A crúcis moral de 12.12, em meio a toda essa politicagem, está justamente nas motivações de heróis e vilões - e na forma como os atores responsáveis as expressam, em um embate excitante de veteranos do cinema sul-coreano. Como Lee Tae-shim, o diretor Kim Sung-su escalou seu parceiro de longa data, Jung Woo-sung (Um Momento para Recordar), que empresta dignidade e romantismo à moralidade inflexível do personagem, e até certo poder emocional à sua dedicação utópica à pátria. Como o futuro presidente Chun, por outro lado, Hwang Jung-min (O Lamento) caminha com destreza na corda bamba entre vilão de novela das nove e burocrata escorregadio que está sempre buscando o atalho mais rápido para o poder - exatamente o tipo de homem capaz de coisas chocantes para mantê-lo, uma vez que o alcança.

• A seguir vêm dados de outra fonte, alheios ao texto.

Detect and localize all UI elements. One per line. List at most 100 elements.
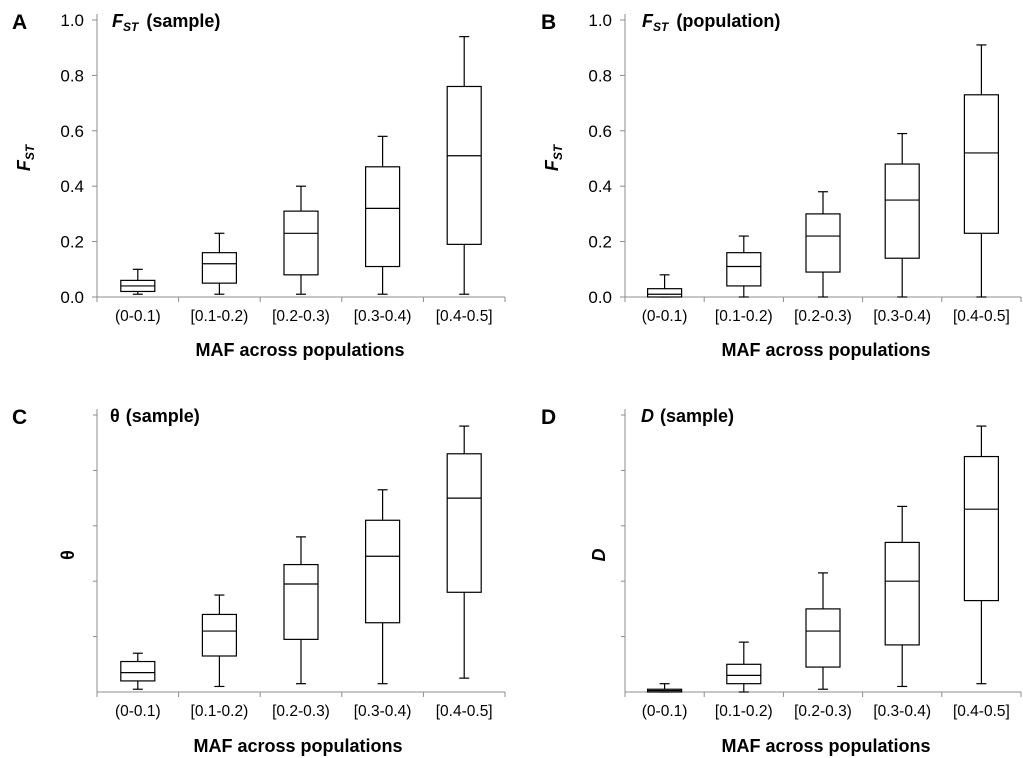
title-rest: (population) (676, 11, 780, 31)
box-iqr (365, 519, 401, 624)
category-label: [0.1-0.2) (191, 308, 249, 325)
title-rest: (sample) (126, 406, 200, 426)
category-label: [0.3-0.4) (354, 703, 412, 720)
y-label-subscript: ST (23, 143, 37, 160)
x-axis-label: MAF across populations (193, 736, 402, 756)
box-plot (884, 132, 920, 298)
category-label: [0.2-0.3) (272, 703, 330, 720)
box-iqr (365, 166, 401, 268)
panel-title: θ (sample) (110, 406, 200, 426)
title-main: θ (110, 406, 120, 426)
box-plot (646, 683, 683, 693)
panel-a: 0.0 0.2 0.4 0.6 0.8 1.0 (0-0.1) [0.1-0.2) [0.2-0… (12, 11, 506, 360)
y-tick-label: 0.6 (588, 122, 612, 141)
panel-d: (0-0.1) [0.1-0.2) [0.2-0.3) [0.3-0.4) [0.4-0… (541, 406, 1022, 756)
category-label: [0.3-0.4) (873, 308, 931, 325)
category-label: (0-0.1) (642, 703, 688, 720)
box-plot (120, 652, 156, 690)
box-plot (365, 489, 401, 685)
box-iqr (963, 94, 1000, 234)
y-tick-label: 1.0 (588, 11, 612, 30)
category-label: [0.4-0.5] (436, 308, 493, 325)
box-plot (646, 274, 683, 298)
title-rest: (sample) (146, 11, 220, 31)
category-label: [0.2-0.3) (794, 308, 852, 325)
y-label-main: D (589, 549, 609, 562)
y-tick-label: 0.8 (588, 66, 612, 85)
title-subscript: ST (653, 20, 670, 34)
category-label: [0.4-0.5] (436, 703, 493, 720)
y-axis-label: D (589, 549, 609, 562)
box-iqr (963, 455, 1000, 602)
category-label: [0.4-0.5] (953, 703, 1010, 720)
box-plot (201, 594, 237, 688)
box-iqr (283, 563, 319, 640)
category-label: (0-0.1) (115, 703, 161, 720)
title-main: F (642, 11, 654, 31)
y-tick-label: 1.0 (60, 11, 84, 30)
panel-title: FST (population) (642, 11, 780, 34)
title-main: F (112, 11, 124, 31)
box-plot (446, 425, 482, 679)
box-iqr (446, 85, 482, 245)
category-label: [0.1-0.2) (715, 308, 773, 325)
title-rest: (sample) (660, 406, 734, 426)
box-iqr (201, 613, 237, 657)
panel-title: D (sample) (641, 406, 734, 426)
y-label-main: F (542, 159, 562, 171)
box-plot (120, 268, 156, 295)
box-plot (726, 641, 762, 693)
category-label: [0.3-0.4) (354, 308, 412, 325)
panel-letter: B (541, 11, 556, 34)
y-tick-label: 0.0 (588, 288, 612, 307)
box-iqr (805, 608, 841, 668)
box-iqr (646, 288, 683, 298)
panel-letter: A (12, 11, 27, 34)
panel-letter: D (541, 406, 556, 429)
box-iqr (201, 252, 237, 284)
panel-b: 0.0 0.2 0.4 0.6 0.8 1.0 (0-0.1) [0.1-0.2) [0.2-0… (541, 11, 1022, 360)
y-label-main: F (14, 159, 34, 171)
box-plot (365, 135, 401, 295)
y-label-main: θ (58, 550, 78, 560)
box-iqr (805, 213, 841, 273)
y-tick-label: 0.2 (60, 233, 84, 252)
box-plot (446, 36, 482, 295)
panel-letter: C (12, 406, 27, 429)
box-plot (963, 425, 1000, 685)
title-main: D (641, 406, 654, 426)
x-axis-label: MAF across populations (721, 340, 930, 360)
y-tick-label: 0.4 (60, 177, 84, 196)
box-plot (805, 572, 841, 690)
y-axis-label: FST (14, 143, 37, 171)
box-plot (283, 536, 319, 685)
category-label: [0.1-0.2) (715, 703, 773, 720)
box-iqr (726, 663, 762, 685)
y-label-subscript: ST (551, 143, 565, 160)
x-axis-label: MAF across populations (721, 736, 930, 756)
category-label: [0.3-0.4) (873, 703, 931, 720)
y-tick-label: 0.8 (60, 66, 84, 85)
y-tick-label: 0.4 (588, 177, 612, 196)
x-axis-label: MAF across populations (195, 340, 404, 360)
box-plot (726, 235, 762, 298)
box-iqr (446, 453, 482, 593)
category-label: (0-0.1) (642, 308, 688, 325)
box-plot (884, 505, 920, 688)
category-label: [0.4-0.5] (953, 308, 1010, 325)
y-axis-label: θ (58, 550, 78, 560)
box-plot (201, 232, 237, 295)
box-iqr (283, 210, 319, 276)
category-label: [0.2-0.3) (794, 703, 852, 720)
box-iqr (726, 252, 762, 287)
box-iqr (120, 660, 156, 682)
y-tick-label: 0.2 (588, 233, 612, 252)
box-plot (963, 44, 1000, 298)
category-label: [0.1-0.2) (191, 703, 249, 720)
y-tick-label: 0.6 (60, 122, 84, 141)
box-plot (805, 191, 841, 298)
y-tick-label: 0.0 (60, 288, 84, 307)
box-iqr (884, 163, 920, 259)
category-label: [0.2-0.3) (272, 308, 330, 325)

E, no entanto… enquanto essas duas figuras formidáveis vão medindo forças durante o filme, quase todo mundo ao redor delas demonstra uma passividade enervante. Generais que escolhem obedecer às ordens mais convenientes para si mesmos, presidentes que só são capazes de uma resistência débil e inútil (tentando se inocentar perante à história ao invés de moldá-la), ministros que esperam a corda arrebentar no lado mais fraco para enfim escolher seus aliados numa disputa ideológica, soldados que cedem à cegueira ambiciosa de um colega sem examinar a própria consciência. O filme de Kim, no fim das contas, é sobre a fragilidade da paz em um mundo entregue ao ímpeto de poucos, e ao descaso de muitos.

Quando passou nos cinemas sul-coreanos, no finalzinho de 2023, 12.12 virou fenômeno improvável de bilheteria, arrecadando cinco vezes mais do que o seu orçamento e gerando discussões renovadas sobre este capítulo da história - discussões que, tristemente, parecem ainda mais urgentes diante de eventos recentes no país. Na época, era lugar comum nas redes sociais encontrar sul-coreanos expressando raiva, frustração e angústia quanto aos eventos retratados no filme (até surgiu um “desafio” em que os espectadores monitoravam seus ritmos cardíacos durante a sessão), e é curioso pensar que isso tenha acontecido com um filme tão focado na banalidade das capitulações institucionais que levaram o país a cair em uma ditadura cruel.

12.12 carrega o mérito de reunir e mobilizar a revolta necessária com a qual precisamos encarar essas capitulações - e ainda colocá-las em um pacote palatável o bastante para não alienar ninguém. É certamente um truque cinematográfico de respeito.